Les articles de cette rubrique parleront d’abord de certains artefacts (objets artificiels ou naturels mais gravés ou usinés) antiques découverts dans le monde entier et qui ont tout un lien entre eux : leur datation, ce qui est gravé dessus ou la raison avérée de l’objet dans son utilisation ou sa forme.

On peut déjà dire qu’aucun manuel scolaire ne parle ou ne fait de relations avec le fait que c’est absolument partout dans le monde que l’on trouve des pyramides : aussi bien en Afrique, qu’en Europe, Asie, Océanie et Amériques. Même si les datations entre par exemple l’Egypte et le Pérou ne coïncident pas question datations, les constructions de Bolivie (Tiahuanaco) ou de Colombie (Altiplano), Equateur, Brésil coïncident bien avec, en tenant compte aussi du délai de migration ou des voyageurs de l’époque… le fait que depuis les pyramides, aucune autre structure culturelle mondiale n'a été construite dans le monde, la disparité et différences des temples et constructions publiques dans le monde dès le moyen-age, en sont des preuves supplémentaires. Une civilisation mondiale existait, et les preuves s’accumulent sur sa redécouverte : écriture pré-sanskrite découverte sur plusieurs continents, culture commune de l’architecture géante à base de pierre de plusieurs dizaines ou centaines de tonnes (dont pyramides et pierre-levées), religions communes reliées souvent pas la constellation d’Orion et les mêmes symboles (aussi bien en Egypte qu'en Colombie !), utilisation commune de techniques et savoirs disparus (puis redécouverts en partie depuis le 16ème siècle).

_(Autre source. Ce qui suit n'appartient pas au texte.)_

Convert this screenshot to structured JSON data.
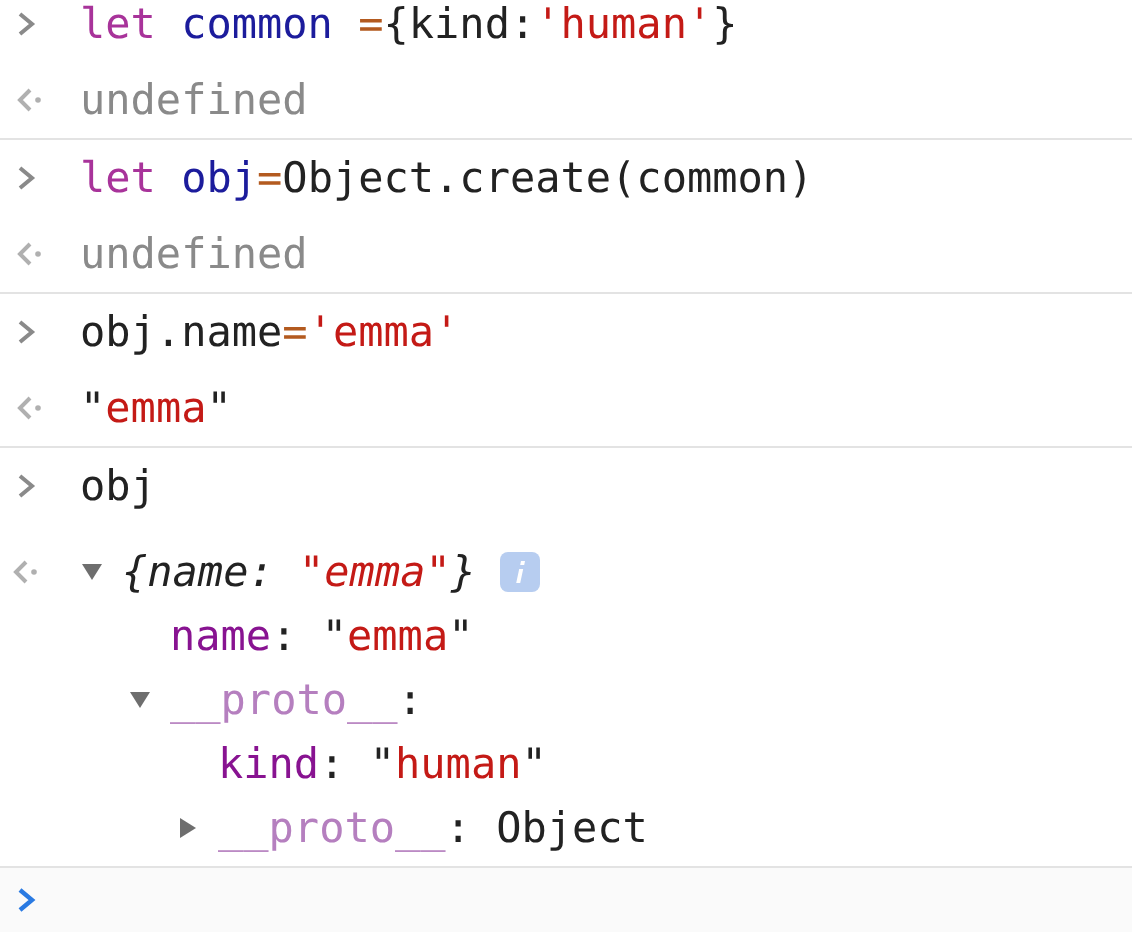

Comme vous le savez certainement, les scientifiques reculent de plus en plus à l’heure actuelle la date présumée de l’apparition de l’homme moderne sur cette bonne Terre : alors qu’en 2005, on était à peu près certain que l’homme moderne, l’Homo Sapiens Sapiens, était apparu vers -120.000 ans avant maintenant… les dernières analyses sur les découvertes faites en Ethiopie de deux crânes prouvent qu’il était déjà là, identiques, il y a – 195.000 ans. Certains pensant même que les caractéristiques de l’Homo Sapiens Sapiens ont même dû apparaître chez son ancêtre (Homo Erectus ?) au minimum vers -250 000 ans voir -500 000 ans. Les scientifiques ont longtemps pensé que la méthode de datation au carbone 14 pouvait entraîner une incertitude, faible, de quelques centaines d'années. Mais ils ont aussi toujours craint deux sources d'erreurs importantes : la contamination d'échantillons par du carbone plus récent, et des variations dans les proportions entre 14C et 12C dues aux fluctuations des radiations des rayons cosmiques qui touchent l'atmosphère supérieure. Or des techniques récentes ont permis de réduire la contamination des échantillons. Et des recherches dans les sédiments des eaux profondes au large du Venezuela d'une part, et dans carottages glaciaires au Groenland d'autre part ont mis en évidence des variations dans la teneur en carbone entre -30 000 et -40 000, et du même coup ont mené à recalibrer les modèles de datation. Ainsi, une datation standard au 14C donnant un âge de 40 000 ans ramène à un âge réel de 43 000 ans. Plus significatif encore : 35 000 ans de datés avant 2006 avec la même méthode deviennent en réalité 40 500 ans ! (source : Nature 439, 931-935-2006).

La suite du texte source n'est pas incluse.